Walter goes in for another MRI (the neurotoxin, maybe?) and Peter apologizes for not visiting. Walter points out that he probably wouldn’t have remembered anyway (which is also really sad). We fade to white and have a flashback of Doctor Paris… and, of course, it’s really William Bell. Walter deliberately had these pieces of his brain removed… as protection. Protection to keep the knowledge from how to get from here to there from getting out.

And, like the device from last season, this got lifted by the bad guys too.

Devastating.

Oh my gosh, this was the best episode we’ve seen yet.

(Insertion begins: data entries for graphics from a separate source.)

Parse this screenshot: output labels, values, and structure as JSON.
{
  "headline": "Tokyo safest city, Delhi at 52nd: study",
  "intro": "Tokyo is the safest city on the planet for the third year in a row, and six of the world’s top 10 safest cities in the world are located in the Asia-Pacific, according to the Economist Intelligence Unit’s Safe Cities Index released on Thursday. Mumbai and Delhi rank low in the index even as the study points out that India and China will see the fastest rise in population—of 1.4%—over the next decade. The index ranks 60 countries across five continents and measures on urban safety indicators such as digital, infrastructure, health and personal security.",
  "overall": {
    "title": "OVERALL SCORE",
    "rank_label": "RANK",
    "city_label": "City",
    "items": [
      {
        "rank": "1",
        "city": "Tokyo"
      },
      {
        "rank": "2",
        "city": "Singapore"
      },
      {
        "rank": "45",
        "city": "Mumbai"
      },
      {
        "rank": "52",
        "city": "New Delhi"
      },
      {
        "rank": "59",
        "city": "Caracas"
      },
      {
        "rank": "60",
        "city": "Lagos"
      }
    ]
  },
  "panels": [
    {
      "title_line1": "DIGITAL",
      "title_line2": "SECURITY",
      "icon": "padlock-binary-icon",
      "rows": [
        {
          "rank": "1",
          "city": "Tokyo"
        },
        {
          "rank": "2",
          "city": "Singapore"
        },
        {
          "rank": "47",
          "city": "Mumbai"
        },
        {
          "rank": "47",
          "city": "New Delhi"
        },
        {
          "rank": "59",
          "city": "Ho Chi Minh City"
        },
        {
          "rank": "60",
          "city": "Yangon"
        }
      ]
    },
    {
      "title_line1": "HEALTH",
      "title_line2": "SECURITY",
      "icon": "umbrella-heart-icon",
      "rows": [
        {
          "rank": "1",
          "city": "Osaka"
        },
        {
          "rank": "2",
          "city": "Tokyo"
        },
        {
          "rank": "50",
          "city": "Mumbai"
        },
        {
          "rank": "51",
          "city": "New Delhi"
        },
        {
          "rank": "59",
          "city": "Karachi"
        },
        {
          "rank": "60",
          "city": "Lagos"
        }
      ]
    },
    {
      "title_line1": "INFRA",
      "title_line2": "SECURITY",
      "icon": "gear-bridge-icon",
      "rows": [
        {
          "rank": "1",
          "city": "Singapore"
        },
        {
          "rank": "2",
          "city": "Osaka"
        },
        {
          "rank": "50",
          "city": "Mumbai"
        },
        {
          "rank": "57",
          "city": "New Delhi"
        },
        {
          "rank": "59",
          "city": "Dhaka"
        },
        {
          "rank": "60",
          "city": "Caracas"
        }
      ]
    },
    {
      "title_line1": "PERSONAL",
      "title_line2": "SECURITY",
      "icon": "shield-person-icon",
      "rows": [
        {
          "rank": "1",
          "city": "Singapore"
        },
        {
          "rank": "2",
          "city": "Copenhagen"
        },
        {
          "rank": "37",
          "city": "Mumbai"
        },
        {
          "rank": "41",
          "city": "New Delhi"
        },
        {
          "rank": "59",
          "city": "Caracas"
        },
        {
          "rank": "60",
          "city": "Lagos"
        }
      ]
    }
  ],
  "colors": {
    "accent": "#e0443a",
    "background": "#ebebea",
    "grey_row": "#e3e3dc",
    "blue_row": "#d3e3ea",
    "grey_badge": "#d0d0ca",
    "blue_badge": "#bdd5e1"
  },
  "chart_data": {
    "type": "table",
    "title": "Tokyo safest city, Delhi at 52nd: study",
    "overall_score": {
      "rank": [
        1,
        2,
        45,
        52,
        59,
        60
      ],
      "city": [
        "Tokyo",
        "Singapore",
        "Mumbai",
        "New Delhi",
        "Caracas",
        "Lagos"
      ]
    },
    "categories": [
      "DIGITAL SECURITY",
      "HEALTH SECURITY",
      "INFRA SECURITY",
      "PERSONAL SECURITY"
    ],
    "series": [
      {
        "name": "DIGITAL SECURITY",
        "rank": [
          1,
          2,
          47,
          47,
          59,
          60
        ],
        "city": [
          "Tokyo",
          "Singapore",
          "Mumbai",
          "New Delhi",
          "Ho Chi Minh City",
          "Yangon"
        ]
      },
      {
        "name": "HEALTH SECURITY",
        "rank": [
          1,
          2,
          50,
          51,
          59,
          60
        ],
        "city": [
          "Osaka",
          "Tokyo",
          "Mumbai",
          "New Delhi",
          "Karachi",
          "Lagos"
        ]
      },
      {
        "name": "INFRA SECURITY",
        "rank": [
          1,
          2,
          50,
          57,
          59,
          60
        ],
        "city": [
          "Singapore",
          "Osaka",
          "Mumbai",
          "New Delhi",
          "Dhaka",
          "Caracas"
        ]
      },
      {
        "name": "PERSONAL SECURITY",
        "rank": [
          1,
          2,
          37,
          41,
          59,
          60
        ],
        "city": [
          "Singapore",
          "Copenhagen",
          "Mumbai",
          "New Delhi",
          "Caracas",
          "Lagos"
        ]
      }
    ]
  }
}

We learn so much about Walter and those few seconds we had with intact Walter show us how terrifying Walter can be (and what a great actor John Noble is). If they could get a handle on the whole “monster of the week” crap, we’d have dang near the perfect show.

So… what thinks did you thunk?

Jaybird

Jaybird is Birdmojo on Xbox Live and Jaybirdmojo on Playstation's network. He's been playing consoles since the Atari 2600 and it was Zork that taught him how to touch-type. If you've got a song for Wednesday, a commercial for Saturday, a recommendation for Tuesday, an essay for Monday, or, heck, just a handful a questions, fire off an email to AskJaybird-at-gmail.com

7 Comments

  1. Very good show. At first I was annoyed that they tried the same thing were they split the phazed cationic pulse up so no one could get it again, but then I thought about it and why would they not have done the same thing 20 years ago. If they thought it was a good idea once, they would have thought it a good idea twice. Too bad they learn it does not work out well in either case.

    Newton does seem like an interesting bad guy and I like how he seems to have some compassion, but then makes that snide comment to Olivia about being weak. Why did he leave people alive and especially, why did he leave Walter alive??? I really hope they have a good reason for this other than, “It was in the script.”

    I loved the comment about Walter being a better person without his memories and it is true. Think back to earlier episode and look at all the thing Walter was willing to do to people with out a care. He is better this way.

    • Btw – A few episodes in and I cannot think of one where Walter said, “We tried working on something similar 20 years ago….” Have we?

      • Well, they kind of did something like that in the first half of first season where pretty much all of the stuff they encountered was stuff that was Walter’s “highly theoretical” work from the 70’s and 80’s.